11/03/2020
You are invited to a “Lunchtime Linguistics” lecture by Prof. Theresa Biberauer (Cambridge University and Stellenbosch University)
Title of the talk: “In contact, 1+1≠2: Evidence from Afrikaans Differential Object Marking”
Date: Wednesday 18 March 2020.
Time: 13h00-14h00
Venue: Room 501, Arts and Social Science building
Abstract:
Language contact scenarios are very frequently approached as situations where one language can borrow/adopt items and/or patterns found in another. Where languages are viewed as what Chomsky (1986) calls E-languages - i.e. external entities rather than individual, internal languages (I-languages) which are necessarily shaped by human cognition - it is very easy to think of language contact as involving, essentially, the importing of a “foreign” structure from one system into another (a phenomenon that language purists then feel justified in condemning). The purpose of my talk will be to underline a growing understanding in contemporary language contact studies of the significance of the fact that language contact is not, at base, contact between languages, but, instead, contact between speakers and, importantly, acquirers of languages.
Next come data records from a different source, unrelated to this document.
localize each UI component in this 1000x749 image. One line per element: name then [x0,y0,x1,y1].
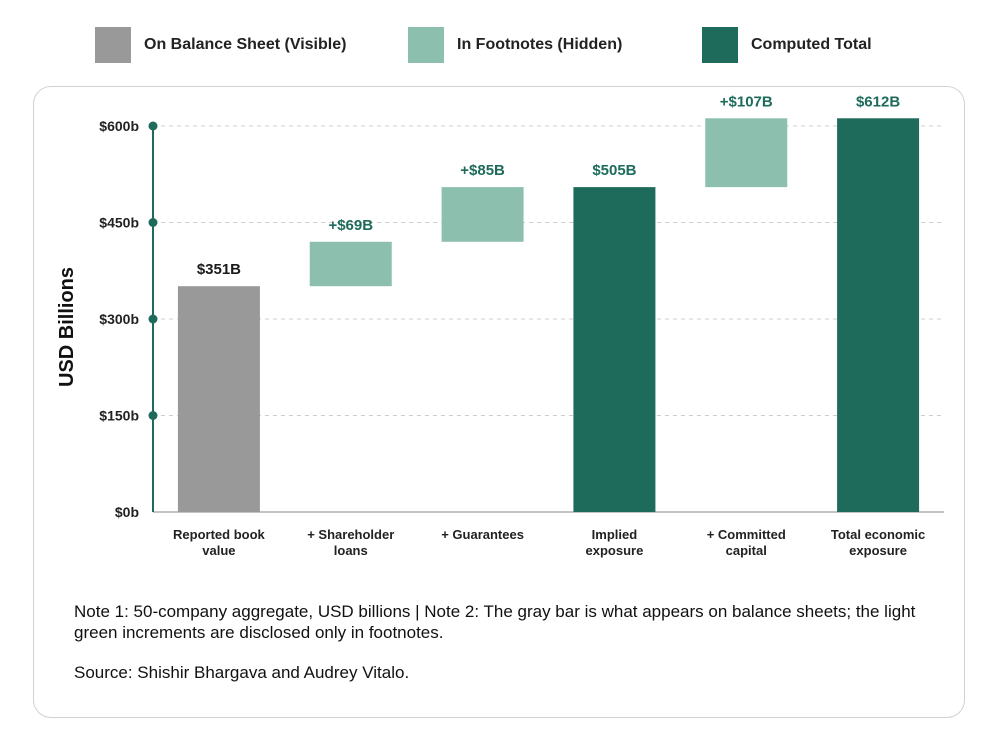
y-tick-label: $450b [99,215,139,231]
y-tick-label: $150b [99,408,139,424]
x-tick-label: Total economic [831,527,925,542]
x-tick-label: capital [726,543,767,558]
source-text: Source: Shishir Bhargava and Audrey Vita… [74,663,410,682]
legend-swatch-total [702,27,738,63]
y-tick-dot-150 [148,411,158,420]
bar-hidden [441,187,524,242]
legend-item-visible: On Balance Sheet (Visible) [95,27,346,63]
y-tick-dot-450 [148,218,158,227]
bar-total [573,187,656,512]
bar-total [837,118,920,512]
y-tick-label: $600b [99,118,139,134]
legend-item-hidden: In Footnotes (Hidden) [408,27,622,63]
legend-swatch-hidden [408,27,444,63]
x-tick-label: exposure [849,543,907,558]
legend-label-hidden: In Footnotes (Hidden) [457,36,623,53]
bar-visible [177,286,260,512]
x-tick-label: exposure [586,543,644,558]
bar-value-label: $612B [856,93,900,110]
y-tick-dot-300 [148,314,158,324]
bar-value-label: +$85B [460,162,505,179]
x-tick-label: + Committed [707,527,786,542]
y-tick-dot-600 [148,121,158,131]
bar-value-label: +$69B [328,217,373,234]
legend: On Balance Sheet (Visible) In Footnotes … [0,0,1000,90]
bar-value-label: +$107B [720,93,773,110]
legend-label-visible: On Balance Sheet (Visible) [144,36,347,53]
legend-swatch-visible [95,27,131,63]
notes: Note 1: 50-company aggregate, USD billio… [74,601,954,683]
bar-hidden [309,241,392,287]
legend-label-total: Computed Total [751,36,872,53]
x-tick-label: loans [334,543,368,558]
x-tick-label: Implied [592,527,638,542]
x-tick-label: Reported book [173,527,265,542]
x-tick-label: + Guarantees [441,527,524,542]
bar-hidden [705,118,788,188]
x-tick-label: value [202,543,235,558]
y-tick-label: $0b [115,504,139,520]
x-tick-label: + Shareholder [307,527,394,542]
y-tick-label: $300b [99,311,139,327]
note-text: Note 1: 50-company aggregate, USD billio… [74,602,916,642]
legend-item-total: Computed Total [702,27,872,63]
bar-value-label: $505B [592,162,636,179]
bar-value-label: $351B [197,261,241,278]
y-axis-title: USD Billions [56,267,78,387]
From this perspective, the incorporation of new items/structures into a language is necessarily shaped by the organisation of the speaker/acquirer’s existing language system(s), becoming something different in the context of the new host language. I will demonstrate this “more-than” perspective on language contact on the basis of an initially contact-driven property of spoken varieties of Afrikaans that makes them unique in the Germanic context, so-called Differential Object Marking (DOM). DOM systems differentiate between direct objects of different kinds, with “more salient” objects attracting a marking that “less salient” objects lack. Malay varieties feature DOM (den Besten 2000) and seem a plausible source for the spoken Afrikaans DOM-marking use of vir (e.g. Ek sien vir jou.). Crucially, however, the Afrikaans DOM system has distinctive properties that show very clearly that the initial 17th century and subsequent contact led to much more than just the addition of a “foreign” element: Afrikaans DOM is very specifically adapted to the specifications of Afrikaans.